Hayes and Mulji's new works are presented as two concurrent solo exhibitions in
collaboration with two of Bristol's newest artist-run venues KIT FORM and The Launderette, which are situated less than 5 minutes’ walk from each other Stokes Croft.

Curated by Foreground director Simon Morrissey and emerging from an extended research dialogue between the two artists, the project brings together Hayes’ new work - which uses sound to radically author the viewers psychological perception of the photographic representation of a mundane location - with Mulji’s site-specific installation that suggests the devastated aftermath of human displacement through sculpture and material intervention.

Hayes’ new installation for The Launderette depicts a non-descript rural fly tip in an
unspecified location through two large scale photographs – the aftermath of illegal waste
disposal. Piles of discarded domestic furniture that lie on the left and right-hand side of a
dead-end road are split into two images. These images are accompanied by an intrusive
abstract audio composition that dominates the viewer and projects a sense of mounting
anxiety and trauma into the uneventful rural location in the images. This composition is
accompanied by a second soundtrack in the adjoining rear space. Two small speakers
mounted on stands, which loosely suggest human figures, are positioned opposite each
other. Garbled sound emanates first from one speaker then the other – a mixture of
interference and distortion reminiscent of a broken conversation. Together, the seemingly
disparate elements of the installation build to suggest the gaps in understanding that result from opposing viewpoints that fail to connect.

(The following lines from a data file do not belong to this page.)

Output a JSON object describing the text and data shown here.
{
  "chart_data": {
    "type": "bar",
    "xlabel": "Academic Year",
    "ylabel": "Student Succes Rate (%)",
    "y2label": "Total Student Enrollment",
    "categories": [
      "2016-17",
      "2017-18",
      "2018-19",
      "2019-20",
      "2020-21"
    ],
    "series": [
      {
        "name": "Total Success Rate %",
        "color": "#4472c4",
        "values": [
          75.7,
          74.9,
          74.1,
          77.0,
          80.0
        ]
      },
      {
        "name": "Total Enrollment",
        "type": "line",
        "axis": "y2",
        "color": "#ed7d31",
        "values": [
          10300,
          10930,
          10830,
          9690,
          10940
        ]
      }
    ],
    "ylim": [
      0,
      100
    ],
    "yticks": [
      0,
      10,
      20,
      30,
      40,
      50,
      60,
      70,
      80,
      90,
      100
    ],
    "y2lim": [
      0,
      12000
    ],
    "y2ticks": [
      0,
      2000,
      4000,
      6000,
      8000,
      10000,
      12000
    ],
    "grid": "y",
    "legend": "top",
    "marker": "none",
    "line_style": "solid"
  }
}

At KIT FORM, Mulji will present a site-specific installation that conjures the idea of another space, perhaps some form of workshop, that has been relocated into the gallery’s post-industrial space. The windows that make up KIT FORM’s glazed elevation have been blanked out and are taped to hold its now broken panes together. Fragments of walls from other spaces lie around the space discarded, electrical components hanging from them. Loops of electrical wiring hang from the ceiling or are piled up. Crude wooden stools act as matter-of-fact supports for a family of blunt blown glass vessels that nestle against burnt indentations in the wooden objects, as if they have scorched the surfaces they rest on, on contact. It is unclear whether these things are simply the results of industrial manufacturing, or laborious repurposing processes, but the glass objects also suggest they are some form of traumatised body inhabiting the scenario. Dislocated and displaced, Mulji’s installation talks of the complex losses embedded in so much migrant experience – being made no longer part of where you are from whilst neither belonging to the place you are now in.